Not because a fund manager decided it was a good investment. Because the index changes force them to (now you’re seeing one of the big problems with passive investing - no one has to think, they only have to follow the rules).

The important calendar dates

The structure of this IPO has a very deliberate timeline.

  • 12 June 2026: SpaceX lists at $135 per share. A small 4.2% of shares are released to the public.

  • Mid June to early July: The index inclusion rules kick in. Automated funds pour $18 to $20 billion into a very small pool of available stock. The price will likely go up.

  • July to November: Insiders are locked in by a standard 180 day agreement. They cannot sell. Demand from index trackers keeps buying. Supply stays tight. The price stays elevated.
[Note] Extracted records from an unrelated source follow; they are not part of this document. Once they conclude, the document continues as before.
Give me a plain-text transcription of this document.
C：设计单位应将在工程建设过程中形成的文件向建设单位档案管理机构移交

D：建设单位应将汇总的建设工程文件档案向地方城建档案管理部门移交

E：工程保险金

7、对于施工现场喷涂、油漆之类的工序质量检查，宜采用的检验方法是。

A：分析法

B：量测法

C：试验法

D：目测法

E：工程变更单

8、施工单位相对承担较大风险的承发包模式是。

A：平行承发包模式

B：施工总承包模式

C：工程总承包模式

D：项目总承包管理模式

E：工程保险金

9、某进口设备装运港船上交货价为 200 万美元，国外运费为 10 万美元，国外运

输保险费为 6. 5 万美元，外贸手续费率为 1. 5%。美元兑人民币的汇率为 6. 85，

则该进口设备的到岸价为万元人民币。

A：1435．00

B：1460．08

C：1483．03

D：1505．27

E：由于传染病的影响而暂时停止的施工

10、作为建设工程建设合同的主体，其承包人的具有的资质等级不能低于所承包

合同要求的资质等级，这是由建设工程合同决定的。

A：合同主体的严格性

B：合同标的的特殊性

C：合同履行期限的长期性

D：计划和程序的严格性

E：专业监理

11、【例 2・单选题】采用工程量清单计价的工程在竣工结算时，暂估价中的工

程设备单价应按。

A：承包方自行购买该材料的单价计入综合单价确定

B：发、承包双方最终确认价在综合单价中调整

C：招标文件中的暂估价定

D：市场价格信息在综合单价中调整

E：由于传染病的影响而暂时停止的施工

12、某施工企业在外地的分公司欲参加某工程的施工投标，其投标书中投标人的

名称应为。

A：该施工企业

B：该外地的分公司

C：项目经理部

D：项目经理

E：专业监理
  • Late December: The lock-up expires. The institutional buying has long since finished. The insiders can now sell.

Draw your own conclusions about what that means for anyone who bought during the IPO.

If the insiders think the stock is overpriced, you can expect downward pressure on the price as they begin selling. Some of these people invested years ago at lower valuations. This is their chance to cash out 20x-30x on their investment.

What this is really about

Elon Musk owns 42% of this company. At the $800 billion private valuation in late 2025, that stake was worth about $336 billion on paper.

At the IPO valuation of $1.75 trillion, the same stake is worth roughly $735 billion. A paper gain of around $400 billion, created not by a shift in underlying business performance, but by consolidation, timing, and a willingness to go public at peak AI sentiment.

The one consistently profitable business in the bundle is Starlink.

Everything else is speculation backed by a famous name and a favourable market window.

(By the way in finance theory - it is well known that IPOs come to market when they can highly price their shares. Insiders know their business, they never sell cheaply.)

The bottom line

Millions of people will own shares in SpaceX by the end of June, whether they meant to or not. If you are one of them, it is worth understanding exactly what you own.

A loss-making AI and social media conglomerate, propped up by one profitable satellite business, listed at a valuation that requires everything to go right for a very long time.

Whether that is a good bet is a decision only you can make, and even if you don’t like it, there may be little you can do about it if you own the index.

Disclaimer: This article is for educational and entertainment purposes only. Nothing in this piece constitutes financial advice or a recommendation to buy, sell, or hold any security. All figures referenced are sourced from publicly available documents. Please do your own research and consult a qualified financial adviser before making investment decisions.